Il était une fois... METTEZ

D'abord, une toile...

Tout commence à Paris, Quai de la Rapée, avec une toile, la fameuse toile METTEZ, indestructible et imperméable, avec laquelle sont, dès 1847, confectionnées puis vendues ou louées, place de l’Hôtel de Ville, des bâches, caparaçons et couvertures à usage agricole (pour protéger bétail, récoltes, charrettes, chevaux ou serres), des tentes foraines et militaires, des articles pour la marine et des vêtements de travail destinés aux pêcheurs, cultivateurs, jardiniers, charretiers, mariniers et autres mineurs.

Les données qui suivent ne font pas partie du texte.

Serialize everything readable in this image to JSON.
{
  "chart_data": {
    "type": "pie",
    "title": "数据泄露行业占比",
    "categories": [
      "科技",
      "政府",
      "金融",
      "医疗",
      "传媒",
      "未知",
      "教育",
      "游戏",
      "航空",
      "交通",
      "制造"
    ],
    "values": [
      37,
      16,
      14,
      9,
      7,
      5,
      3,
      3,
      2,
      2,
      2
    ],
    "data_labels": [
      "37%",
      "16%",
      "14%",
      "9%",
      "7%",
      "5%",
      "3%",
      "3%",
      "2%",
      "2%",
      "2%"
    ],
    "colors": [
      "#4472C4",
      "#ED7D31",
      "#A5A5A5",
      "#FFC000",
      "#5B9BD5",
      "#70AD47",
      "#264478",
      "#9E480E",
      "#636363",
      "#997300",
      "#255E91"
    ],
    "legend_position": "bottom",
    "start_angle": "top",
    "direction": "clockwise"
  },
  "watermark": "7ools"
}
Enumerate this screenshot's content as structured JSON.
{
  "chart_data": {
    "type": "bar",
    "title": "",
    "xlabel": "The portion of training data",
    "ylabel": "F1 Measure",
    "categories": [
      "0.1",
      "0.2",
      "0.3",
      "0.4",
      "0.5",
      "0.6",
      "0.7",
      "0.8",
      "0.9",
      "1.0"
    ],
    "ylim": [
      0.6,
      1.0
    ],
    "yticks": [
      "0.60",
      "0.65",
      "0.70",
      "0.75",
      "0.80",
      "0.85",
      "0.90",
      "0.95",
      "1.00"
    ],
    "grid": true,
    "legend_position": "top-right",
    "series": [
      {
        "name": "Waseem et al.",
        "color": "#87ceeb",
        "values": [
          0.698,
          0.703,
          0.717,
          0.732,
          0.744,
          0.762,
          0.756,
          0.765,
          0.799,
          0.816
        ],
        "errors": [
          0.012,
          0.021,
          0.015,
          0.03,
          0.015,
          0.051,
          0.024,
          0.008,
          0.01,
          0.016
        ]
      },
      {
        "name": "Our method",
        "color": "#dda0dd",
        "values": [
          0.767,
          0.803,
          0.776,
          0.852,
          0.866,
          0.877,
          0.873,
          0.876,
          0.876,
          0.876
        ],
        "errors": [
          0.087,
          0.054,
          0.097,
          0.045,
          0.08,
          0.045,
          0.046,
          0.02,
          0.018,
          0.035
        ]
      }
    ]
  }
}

Avec le passage du cheval de trait au cheval vapeur METTEZ va, dès la fin du 19ème siècle, se spécialiser dans l’équipement et les fournitures de toile pour l’automobile : capotes et bâches pour voitures et camions, housses de protection pour les malles, pneus et lanternes, imperméables et « pare poussière » pour les chauffeurs et leurs passagers. A l’époque, il confectionne également des toiles enduites pour les ailes des premiers aéroplanes.

Avec le développement des bains de mer et l’avènement des vacances (les premiers congés payés datent de 1936) apparaissent les tentes de camping et de plage. METTEZ entre alors dans l’ère des loisirs. Issue du vêtement de travail, la ligne de vêtements de chasse se développe considérablement avec paletots, pèlerines, manteaux, vestes, gilets et blouses de rabatteurs, tous confectionnés dans la fameuse et véritable « Toile Mettez », en lin ou coton.

Fidèle à la tradition, METTEZ propose encore aujourd’hui une gamme de vêtements pour la chasse et la détente, vêtements fabriqués artisanalement en petites séries et vendus en exclusivité dans la boutique du 12 boulevard Malesherbes à Paris dans le 8ème arrondissement.

Cap sur l'Autriche

Lorsqu’en 1964 METTEZ est repris par Elie Jacques Francès, son activité principale est presque exclusivement axée sur l’univers de la chasse.

C’est à cette époque que les premiers manteaux « LODEN » et plus précisément le modèle « Hubertus », spécialement conçu pour la chasse grâce à ses ouvertures sous le bras et son pli creux, viennent compléter la gamme traditionnelle.

Importé d’Autriche et, à l’origine, vendu presque exclusivement aux chasseurs dans sa version verte, ce manteau va être à l’origine d’un des phénomènes de mode les plus importants des années 70 et 80

L’arrivée des coloris « ville » (beige, gris et marine) et des modèles destinés à la clientèle féminine vont en effet donner au « Loden » ses lettres de noblesse dans l’univers du vêtement.

En pleine « folie du Loden » (METTEZ en vendra jusqu’a 4 000 pièces par saison !), Alain Francès, qui a succédé à son père décédé en 1970, décide d’infléchir l’image de METTEZ en privilégiant la diffusion d’autres produits « authentiques ».

A l’occasion d’un premier voyage à Salzburg, en 1975, il découvre l’existence, d’un patrimoine vestimentaire populaire qui va bien au-delà d’un « folklore » pittoresque et suranné. Une véritable tradition encore peu exploitée en dehors de l’Autriche.

Avec les « Walkjânkers »(vestes de laine bouillie et teinte artisanalement), les pulls et chemises brodés à la main, les articles en « laine foulée » et le style« tracht »... le succès est immédiat.

Et METTEZ s’impose dès lors comme le spécialiste incontesté du style autrichien, une valeur sûre et " indémodables".